At City Council on February 24, no axe fell on Urban Forestry Services. That means that the department responsible for planting, pruning, and maintaining City trees in Toronto can keep moving forward with an ambitious plan to double Toronto's tree canopy—the landscape of the city obscured by branches if you were to look down on it from a plane—from 17 percent to 34 percent by 2050. When asked to explain the strong public support for trees in Toronto, Richard Ubbens, director of urban forestry for Toronto Parks, Forestry and Recreation, waxes poetic. “It’s the angular, majestic presence that trees have," he tells OpenFile. "They’re like the elephants and whales of the plant kingdom. Majestic, super-complex organizations that you can’t help notice."

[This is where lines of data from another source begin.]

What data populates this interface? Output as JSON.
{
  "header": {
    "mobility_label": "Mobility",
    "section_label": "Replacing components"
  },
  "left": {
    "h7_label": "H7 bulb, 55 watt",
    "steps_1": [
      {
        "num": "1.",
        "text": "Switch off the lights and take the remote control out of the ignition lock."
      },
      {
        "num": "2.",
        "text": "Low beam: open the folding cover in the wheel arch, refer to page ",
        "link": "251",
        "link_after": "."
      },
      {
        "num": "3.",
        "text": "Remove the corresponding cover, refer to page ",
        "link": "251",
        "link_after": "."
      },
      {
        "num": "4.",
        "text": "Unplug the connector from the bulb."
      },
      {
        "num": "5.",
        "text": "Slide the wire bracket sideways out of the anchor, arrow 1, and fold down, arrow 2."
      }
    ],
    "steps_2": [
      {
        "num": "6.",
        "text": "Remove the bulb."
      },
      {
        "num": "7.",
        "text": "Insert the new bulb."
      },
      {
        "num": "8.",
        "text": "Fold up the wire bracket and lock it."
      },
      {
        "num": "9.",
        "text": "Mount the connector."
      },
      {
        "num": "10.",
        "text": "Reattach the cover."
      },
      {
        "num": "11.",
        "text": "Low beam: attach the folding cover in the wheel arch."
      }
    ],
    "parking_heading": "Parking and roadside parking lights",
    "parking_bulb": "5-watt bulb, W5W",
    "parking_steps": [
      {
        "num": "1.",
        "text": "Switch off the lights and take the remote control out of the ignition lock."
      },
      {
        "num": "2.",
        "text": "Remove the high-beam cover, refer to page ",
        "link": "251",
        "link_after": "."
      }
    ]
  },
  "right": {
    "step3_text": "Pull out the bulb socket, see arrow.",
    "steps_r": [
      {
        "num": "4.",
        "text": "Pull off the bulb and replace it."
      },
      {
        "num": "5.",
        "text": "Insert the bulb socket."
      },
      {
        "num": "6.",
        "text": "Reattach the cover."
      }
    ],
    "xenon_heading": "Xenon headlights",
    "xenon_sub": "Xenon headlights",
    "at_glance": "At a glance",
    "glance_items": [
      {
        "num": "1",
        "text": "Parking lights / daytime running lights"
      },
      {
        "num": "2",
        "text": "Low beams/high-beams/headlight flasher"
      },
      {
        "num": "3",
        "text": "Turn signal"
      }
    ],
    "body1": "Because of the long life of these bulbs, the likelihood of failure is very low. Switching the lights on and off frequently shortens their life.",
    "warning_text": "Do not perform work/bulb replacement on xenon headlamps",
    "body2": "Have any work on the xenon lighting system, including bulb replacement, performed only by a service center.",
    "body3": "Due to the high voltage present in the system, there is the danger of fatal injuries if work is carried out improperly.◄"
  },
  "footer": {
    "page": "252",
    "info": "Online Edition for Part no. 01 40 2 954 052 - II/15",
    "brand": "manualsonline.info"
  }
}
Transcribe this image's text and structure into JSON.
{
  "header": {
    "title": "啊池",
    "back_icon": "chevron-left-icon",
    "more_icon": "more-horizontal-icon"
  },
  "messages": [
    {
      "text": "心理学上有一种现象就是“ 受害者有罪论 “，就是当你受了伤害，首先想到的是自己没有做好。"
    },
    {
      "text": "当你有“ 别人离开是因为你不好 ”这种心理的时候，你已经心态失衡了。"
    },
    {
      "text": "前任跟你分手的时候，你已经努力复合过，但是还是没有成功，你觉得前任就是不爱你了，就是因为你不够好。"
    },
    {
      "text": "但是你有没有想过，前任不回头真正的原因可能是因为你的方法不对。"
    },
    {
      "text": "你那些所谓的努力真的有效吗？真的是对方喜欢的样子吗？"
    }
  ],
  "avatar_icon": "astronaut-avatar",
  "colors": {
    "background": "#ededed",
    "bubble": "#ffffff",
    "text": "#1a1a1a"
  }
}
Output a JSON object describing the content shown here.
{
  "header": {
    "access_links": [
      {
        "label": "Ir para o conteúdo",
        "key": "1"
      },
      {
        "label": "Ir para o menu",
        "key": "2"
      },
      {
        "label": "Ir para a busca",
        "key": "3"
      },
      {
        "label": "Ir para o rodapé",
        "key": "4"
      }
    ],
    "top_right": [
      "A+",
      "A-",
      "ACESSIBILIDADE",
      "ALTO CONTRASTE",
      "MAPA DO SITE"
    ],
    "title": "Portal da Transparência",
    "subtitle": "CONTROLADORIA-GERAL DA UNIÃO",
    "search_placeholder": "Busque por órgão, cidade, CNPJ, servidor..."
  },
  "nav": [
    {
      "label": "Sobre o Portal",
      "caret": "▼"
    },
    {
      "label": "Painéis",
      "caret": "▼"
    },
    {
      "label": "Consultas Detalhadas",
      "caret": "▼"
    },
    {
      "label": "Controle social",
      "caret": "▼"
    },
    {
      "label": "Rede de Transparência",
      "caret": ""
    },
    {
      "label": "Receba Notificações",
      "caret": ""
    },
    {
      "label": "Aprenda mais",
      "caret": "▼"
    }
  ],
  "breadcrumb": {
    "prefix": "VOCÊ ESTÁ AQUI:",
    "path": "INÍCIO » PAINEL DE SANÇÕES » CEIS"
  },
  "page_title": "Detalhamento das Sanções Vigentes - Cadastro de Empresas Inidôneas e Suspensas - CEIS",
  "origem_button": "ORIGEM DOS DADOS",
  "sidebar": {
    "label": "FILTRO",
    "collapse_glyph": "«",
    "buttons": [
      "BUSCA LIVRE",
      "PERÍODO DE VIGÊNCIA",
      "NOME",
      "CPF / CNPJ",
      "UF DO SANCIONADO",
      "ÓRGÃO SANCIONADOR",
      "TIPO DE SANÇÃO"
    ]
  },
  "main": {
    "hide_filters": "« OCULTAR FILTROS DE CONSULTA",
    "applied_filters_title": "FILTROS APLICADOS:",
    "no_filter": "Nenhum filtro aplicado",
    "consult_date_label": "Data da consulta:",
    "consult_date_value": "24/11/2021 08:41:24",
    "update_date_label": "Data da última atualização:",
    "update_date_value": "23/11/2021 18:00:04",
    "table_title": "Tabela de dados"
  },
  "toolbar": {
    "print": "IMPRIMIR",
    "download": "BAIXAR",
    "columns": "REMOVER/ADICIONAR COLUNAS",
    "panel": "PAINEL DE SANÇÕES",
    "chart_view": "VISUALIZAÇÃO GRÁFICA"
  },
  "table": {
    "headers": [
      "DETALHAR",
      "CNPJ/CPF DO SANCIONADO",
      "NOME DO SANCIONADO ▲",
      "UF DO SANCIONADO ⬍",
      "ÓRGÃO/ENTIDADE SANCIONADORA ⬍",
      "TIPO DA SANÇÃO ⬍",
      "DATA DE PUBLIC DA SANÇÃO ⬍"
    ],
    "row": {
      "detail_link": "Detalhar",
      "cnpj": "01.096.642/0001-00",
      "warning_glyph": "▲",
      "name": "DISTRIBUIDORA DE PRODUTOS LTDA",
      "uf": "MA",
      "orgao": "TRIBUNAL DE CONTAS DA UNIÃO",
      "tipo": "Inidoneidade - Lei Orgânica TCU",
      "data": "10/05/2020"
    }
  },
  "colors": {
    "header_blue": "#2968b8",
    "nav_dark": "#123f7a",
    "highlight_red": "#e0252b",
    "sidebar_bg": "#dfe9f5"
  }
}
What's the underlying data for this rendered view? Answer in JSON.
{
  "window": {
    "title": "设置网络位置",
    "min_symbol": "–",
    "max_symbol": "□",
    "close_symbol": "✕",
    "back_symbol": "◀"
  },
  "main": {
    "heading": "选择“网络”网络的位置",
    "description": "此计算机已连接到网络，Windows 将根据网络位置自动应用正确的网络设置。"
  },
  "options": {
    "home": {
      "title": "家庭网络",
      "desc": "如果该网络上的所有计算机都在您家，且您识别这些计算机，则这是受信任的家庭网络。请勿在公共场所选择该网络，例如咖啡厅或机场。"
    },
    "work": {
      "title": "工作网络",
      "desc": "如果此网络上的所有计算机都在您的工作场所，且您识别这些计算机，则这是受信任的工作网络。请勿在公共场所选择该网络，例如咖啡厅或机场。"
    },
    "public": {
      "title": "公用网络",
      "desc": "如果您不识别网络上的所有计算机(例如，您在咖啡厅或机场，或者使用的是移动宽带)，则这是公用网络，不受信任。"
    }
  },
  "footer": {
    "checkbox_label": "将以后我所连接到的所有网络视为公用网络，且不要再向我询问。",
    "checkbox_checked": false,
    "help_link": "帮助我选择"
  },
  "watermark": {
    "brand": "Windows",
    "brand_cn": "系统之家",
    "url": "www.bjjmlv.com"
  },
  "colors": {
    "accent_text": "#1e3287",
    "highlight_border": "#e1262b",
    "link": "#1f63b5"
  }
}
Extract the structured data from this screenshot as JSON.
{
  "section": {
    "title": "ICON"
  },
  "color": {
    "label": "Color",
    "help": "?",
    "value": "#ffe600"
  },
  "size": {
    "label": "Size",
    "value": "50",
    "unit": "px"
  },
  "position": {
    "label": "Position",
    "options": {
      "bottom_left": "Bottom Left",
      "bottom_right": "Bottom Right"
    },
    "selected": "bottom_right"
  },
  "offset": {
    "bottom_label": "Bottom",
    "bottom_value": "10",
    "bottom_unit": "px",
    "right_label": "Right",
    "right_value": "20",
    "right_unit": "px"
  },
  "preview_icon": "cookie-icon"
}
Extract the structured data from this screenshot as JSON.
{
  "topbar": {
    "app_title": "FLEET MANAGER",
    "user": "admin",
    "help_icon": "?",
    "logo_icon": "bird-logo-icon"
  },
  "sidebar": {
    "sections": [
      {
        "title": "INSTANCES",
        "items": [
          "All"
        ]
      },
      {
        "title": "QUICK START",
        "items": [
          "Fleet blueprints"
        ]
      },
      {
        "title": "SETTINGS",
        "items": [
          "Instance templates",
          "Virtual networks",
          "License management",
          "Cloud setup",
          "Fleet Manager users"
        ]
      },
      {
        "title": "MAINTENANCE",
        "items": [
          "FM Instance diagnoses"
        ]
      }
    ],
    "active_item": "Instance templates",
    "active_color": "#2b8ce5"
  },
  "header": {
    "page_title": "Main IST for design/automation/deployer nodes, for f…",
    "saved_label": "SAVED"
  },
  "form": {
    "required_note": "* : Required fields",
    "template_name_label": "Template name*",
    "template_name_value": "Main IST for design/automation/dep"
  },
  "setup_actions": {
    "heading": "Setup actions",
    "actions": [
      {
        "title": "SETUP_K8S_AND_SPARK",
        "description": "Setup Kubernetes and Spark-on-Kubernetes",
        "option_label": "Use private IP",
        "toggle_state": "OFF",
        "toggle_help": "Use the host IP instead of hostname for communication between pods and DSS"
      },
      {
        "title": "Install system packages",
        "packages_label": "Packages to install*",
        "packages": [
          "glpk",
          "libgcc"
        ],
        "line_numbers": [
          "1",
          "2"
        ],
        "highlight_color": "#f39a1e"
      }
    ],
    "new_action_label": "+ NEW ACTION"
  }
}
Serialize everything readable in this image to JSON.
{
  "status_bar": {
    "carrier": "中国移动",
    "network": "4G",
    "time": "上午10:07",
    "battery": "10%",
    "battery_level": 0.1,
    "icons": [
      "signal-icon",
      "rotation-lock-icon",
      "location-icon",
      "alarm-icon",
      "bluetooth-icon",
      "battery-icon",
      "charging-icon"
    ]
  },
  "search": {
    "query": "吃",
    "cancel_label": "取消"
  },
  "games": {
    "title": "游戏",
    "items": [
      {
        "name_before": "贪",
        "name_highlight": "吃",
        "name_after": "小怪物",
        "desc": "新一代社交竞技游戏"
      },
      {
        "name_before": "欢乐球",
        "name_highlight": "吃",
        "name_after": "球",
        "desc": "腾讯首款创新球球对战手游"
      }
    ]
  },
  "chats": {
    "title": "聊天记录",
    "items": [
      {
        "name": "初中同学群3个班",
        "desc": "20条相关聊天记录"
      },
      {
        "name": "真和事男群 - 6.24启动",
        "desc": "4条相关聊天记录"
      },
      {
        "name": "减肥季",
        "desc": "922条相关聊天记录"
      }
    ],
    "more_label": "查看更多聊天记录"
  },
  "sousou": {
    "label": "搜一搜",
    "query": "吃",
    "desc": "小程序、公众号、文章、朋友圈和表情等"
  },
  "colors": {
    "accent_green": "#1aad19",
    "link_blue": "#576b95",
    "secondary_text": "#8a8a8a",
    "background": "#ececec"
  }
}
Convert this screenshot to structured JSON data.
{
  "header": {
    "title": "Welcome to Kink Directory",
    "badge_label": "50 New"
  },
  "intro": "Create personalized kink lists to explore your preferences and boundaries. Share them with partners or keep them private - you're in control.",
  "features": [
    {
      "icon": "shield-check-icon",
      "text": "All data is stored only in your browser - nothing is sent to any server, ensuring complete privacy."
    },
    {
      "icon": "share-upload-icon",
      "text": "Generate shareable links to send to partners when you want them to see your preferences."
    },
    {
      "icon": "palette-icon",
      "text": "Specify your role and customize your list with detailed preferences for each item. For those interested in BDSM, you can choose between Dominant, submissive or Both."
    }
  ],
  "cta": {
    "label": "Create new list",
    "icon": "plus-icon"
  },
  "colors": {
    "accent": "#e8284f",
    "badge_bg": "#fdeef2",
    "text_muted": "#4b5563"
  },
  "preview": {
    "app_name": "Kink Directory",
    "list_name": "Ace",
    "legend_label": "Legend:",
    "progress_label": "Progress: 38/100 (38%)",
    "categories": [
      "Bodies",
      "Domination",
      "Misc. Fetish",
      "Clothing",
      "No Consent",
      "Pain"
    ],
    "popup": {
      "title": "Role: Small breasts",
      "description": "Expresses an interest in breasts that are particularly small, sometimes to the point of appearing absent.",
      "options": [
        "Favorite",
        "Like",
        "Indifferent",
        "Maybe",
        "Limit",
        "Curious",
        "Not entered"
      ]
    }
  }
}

When it comes to Toronto trees, there's a lot to take notice of:
10,000,000: the number of trees in the City of Toronto.
100,000: the number of trees planted in Toronto soil each year by municipal workers, an effort augmented by private organizations.
$42.86 million: Urban Forestry Services' gross budget for 2011.
$75,000: the largest fine levied by the City for cutting down a tree on private property. While the City does not plant trees on private property, healthy trees on private property that have a diameter of 30 centimetres or greater, measured at 1.4 metres off the ground, are protected by City bylaws.